Fabrication and Characterization of Electrospun PCL/GelMA Composite Scaffolds for Muscle Tissue Engineering.

Abstract

Background: Muscle tissue engineering seeks to develop biomimetic scaffolds capable of restoring or replacing damaged muscle by promoting cell alignment, proliferation, and differentiation within a controlled microenvironment. This study presents a novel hybrid scaffold combining electrospun polycaprolactone (PCL) fibers with gelatin methacryloly (GelMA) hydrogel. The scaffold integrates the topographical guidance of aligned PCL fibers with the supportive 3D matrix of GelMA to promote muscle tissue formation.

Methods: Electrospun PCL fibers (random/aligned) were incorporated into GelMA hydrogel to form a composite scaffold. Fiber morphology and orientation were analyzed using scanning electron microscopy (SEM), and surface modification of PCL fibers following plasma treatment was confirmed via Fourier transform infrared (FTIR) spectroscopy. Mechanical properties were assessed through tensile testing, and viscoelastic behavior was evaluated via rheometry. Cell viability and proliferation were assessed using live/dead and metabolic assays. Myogenic differentiation was evaluated by immunofluorescence staining of myosin heavy chain 2 (MYH2), and myotube formation was quantified by fusion index.
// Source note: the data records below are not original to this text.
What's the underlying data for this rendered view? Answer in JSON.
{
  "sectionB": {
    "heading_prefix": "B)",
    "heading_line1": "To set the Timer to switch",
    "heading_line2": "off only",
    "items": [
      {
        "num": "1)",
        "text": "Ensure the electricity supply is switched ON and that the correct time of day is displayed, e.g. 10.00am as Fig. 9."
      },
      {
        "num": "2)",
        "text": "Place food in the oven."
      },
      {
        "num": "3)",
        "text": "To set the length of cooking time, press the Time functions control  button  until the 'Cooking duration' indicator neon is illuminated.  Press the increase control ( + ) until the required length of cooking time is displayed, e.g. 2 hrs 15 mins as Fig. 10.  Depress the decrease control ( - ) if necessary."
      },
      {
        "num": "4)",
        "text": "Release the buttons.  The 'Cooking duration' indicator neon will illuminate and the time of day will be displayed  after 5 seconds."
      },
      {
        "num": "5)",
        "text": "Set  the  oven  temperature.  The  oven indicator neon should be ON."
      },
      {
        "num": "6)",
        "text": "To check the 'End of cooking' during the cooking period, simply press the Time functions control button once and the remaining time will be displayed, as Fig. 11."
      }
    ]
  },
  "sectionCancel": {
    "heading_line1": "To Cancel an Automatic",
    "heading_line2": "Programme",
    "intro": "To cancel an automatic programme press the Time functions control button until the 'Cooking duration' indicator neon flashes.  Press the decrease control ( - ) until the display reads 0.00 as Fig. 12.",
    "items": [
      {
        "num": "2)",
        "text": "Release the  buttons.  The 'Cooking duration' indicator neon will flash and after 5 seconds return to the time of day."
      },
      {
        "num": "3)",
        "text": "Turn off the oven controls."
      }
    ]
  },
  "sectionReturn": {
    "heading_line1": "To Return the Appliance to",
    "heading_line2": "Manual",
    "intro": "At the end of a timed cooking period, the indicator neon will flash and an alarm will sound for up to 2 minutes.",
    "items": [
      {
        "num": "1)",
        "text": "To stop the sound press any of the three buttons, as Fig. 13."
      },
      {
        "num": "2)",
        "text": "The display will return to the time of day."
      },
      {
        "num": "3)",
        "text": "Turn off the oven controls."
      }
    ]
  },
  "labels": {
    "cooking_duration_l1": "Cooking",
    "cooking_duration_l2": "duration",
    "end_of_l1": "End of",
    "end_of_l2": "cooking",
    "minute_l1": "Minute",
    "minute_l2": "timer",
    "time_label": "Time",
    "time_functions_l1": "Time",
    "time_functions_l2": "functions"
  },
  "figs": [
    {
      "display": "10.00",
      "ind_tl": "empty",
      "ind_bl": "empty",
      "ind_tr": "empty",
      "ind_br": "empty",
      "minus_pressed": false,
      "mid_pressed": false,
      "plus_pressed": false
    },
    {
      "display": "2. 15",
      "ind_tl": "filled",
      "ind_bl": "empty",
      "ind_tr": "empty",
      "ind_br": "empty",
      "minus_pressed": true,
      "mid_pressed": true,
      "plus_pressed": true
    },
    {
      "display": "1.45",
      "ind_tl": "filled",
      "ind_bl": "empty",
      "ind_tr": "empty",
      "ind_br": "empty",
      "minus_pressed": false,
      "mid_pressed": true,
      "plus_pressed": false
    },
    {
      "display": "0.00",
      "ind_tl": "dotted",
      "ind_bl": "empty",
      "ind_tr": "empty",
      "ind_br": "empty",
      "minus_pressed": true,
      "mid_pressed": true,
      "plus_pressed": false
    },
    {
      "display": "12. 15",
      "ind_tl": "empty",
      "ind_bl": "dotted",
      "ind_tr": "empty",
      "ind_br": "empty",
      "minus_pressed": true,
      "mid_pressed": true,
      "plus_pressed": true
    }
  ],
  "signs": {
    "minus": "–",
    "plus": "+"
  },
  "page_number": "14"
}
Results: Aligned PCL fibers significantly enhanced scaffold mechanics, with tensile strength and Young's modulus increasing five- and six-fold, respectively, compared to randomly oriented fibers. The fiber-reinforced GelMA scaffold showed a 45-fold increase in storage modulus (G') relative to GelMA alone. Enhanced cell viability and proliferation were observed. F-actin staining confirmed cell alignment along the fiber axis. MYH2 expression indicated improved myogenic differentiation, with the highest fusion index reaching 34.3%.

Conclusion: The PCL/GelMA hybrid scaffold exhibits excellent mechanical and biological performance, highlighting its potential for skeletal muscle tissue regeneration.